Palm Springs, California, is delightful in early fall. Yes, it is pitilessly hot, but the nights and early mornings are cool and the air is crystal clear. The mountains leap forward as if sculpted in bas relief. Until this year, that is.
This year was hot as always, but it was humid and cloudy, the air thick. The mountains hid behind haze, sometimes until late afternoon. Exercising outdoors produced gallons of sweat.
One morning we awoke to a peculiar smell, somewhat like sulfur. At first we thought something was wrong in our condo, then blamed it on nearby construction or a local industrial spill. But as we went about our day we found the smell everywhere. It lasted the entire day and it was there when we went to bed.
The next day it was gone. A news report explained why.
Fifty miles to the southeast of Palm Springs lies the Salton Sea, a huge body of water created long ago, drained, and then recreated by the Colorado River overloading an ill-considered aqueduct into the region during the flood of 1905, since then shrunk to its current dimensions. It lies in the Salton Sink which is 225 feet below sea level. Depending upon rainfall and agricultural run-off, the Sea averages 15 miles by 35 miles with a maximum depth of 16 feet. With the alkaline nature of the desert floor here, the salinity of the lake, while less than the Great Salt Lake, is greater than the Pacific Ocean and is increasing by one percent annually.

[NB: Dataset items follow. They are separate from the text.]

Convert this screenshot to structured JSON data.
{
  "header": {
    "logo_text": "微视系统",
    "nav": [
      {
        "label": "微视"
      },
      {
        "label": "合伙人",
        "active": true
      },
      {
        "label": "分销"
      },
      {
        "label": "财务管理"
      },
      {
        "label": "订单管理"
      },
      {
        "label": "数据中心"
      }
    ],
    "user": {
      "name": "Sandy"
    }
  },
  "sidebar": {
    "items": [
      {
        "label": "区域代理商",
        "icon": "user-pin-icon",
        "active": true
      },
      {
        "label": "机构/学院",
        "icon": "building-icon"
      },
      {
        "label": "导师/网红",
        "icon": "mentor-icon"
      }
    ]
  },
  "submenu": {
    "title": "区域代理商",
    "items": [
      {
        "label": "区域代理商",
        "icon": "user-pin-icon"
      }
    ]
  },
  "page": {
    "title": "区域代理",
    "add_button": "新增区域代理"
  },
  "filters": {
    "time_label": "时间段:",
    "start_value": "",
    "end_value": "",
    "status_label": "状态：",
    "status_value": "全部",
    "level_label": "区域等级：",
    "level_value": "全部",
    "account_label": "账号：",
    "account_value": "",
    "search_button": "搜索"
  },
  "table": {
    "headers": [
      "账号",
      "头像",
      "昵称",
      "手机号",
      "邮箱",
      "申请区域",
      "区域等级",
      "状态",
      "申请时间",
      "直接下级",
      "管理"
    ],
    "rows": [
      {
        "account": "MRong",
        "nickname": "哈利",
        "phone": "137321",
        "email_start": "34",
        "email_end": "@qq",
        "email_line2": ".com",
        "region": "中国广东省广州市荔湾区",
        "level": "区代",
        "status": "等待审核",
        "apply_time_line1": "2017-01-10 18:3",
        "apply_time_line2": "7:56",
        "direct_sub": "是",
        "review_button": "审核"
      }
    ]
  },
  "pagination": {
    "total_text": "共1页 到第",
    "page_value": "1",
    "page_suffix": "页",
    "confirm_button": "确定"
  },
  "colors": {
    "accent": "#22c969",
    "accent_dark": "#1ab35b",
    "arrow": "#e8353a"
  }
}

The Salton Sea originally was the product of the delta building of the Colorado River. The silt it deposited over three million years created a dam that prevented the Sea of Cortez from flowing on up the southern end of the Imperial Valley. The Salton Sea has always changed character from a fresh water lake to a salt sea depending upon the tug and pull of the fresh water rivers feeding it versus evaporative loss from the desert sun. An interesting side note is that the Sea lies over the San Andreas Fault and computer models have demonstrated that the deviatoric stress from water infill contributes to a vulnerability to earthquakes, the area (and consequently Los Angeles) is currently in risk of a magnitude 7 or 8 event.
The news report we heard that day explained the odor as the smell of decay of the thousands of dead fish and other marine organisms lining the shore of the Salton Sea. Changing weather patterns and increasing salinity of the water over the past years have combined to produce this circumstance and deliver the unpleasant aroma to Palm Springs.
When I learned this, I was again struck by the myriad of little changes that must inevitably occur as a result of man's interaction with nature and an accelerated global climate change. Not that I condemn man's participation, on the contrary I see it as inevitable. We might possibly have delayed these changes by a few thousand years , perhaps by deciding not to participate in the Industrial Revolution, or by making a much more concerted effort to stop releasing bio-carbons into the atmosphere once we realized the harm we were doing. But inevitably with the march of time and the growth of the human population and the consequent clearing of vegetation, the growing consumption and polluting of water despite our best efforts, the increasing methane release from increased bovine population to feed the population, all the things that humans do to survive, the effect would eventually be the same.
Consider the animals. Left to their own devices, they balance their own populations. They do not invent machines to improve their lives. The vegetation they consume they replenish by pruning or by carrying seeds from place to place. They do not, they can not harm their world. Which organism, then, is alien to this planet, do you suppose?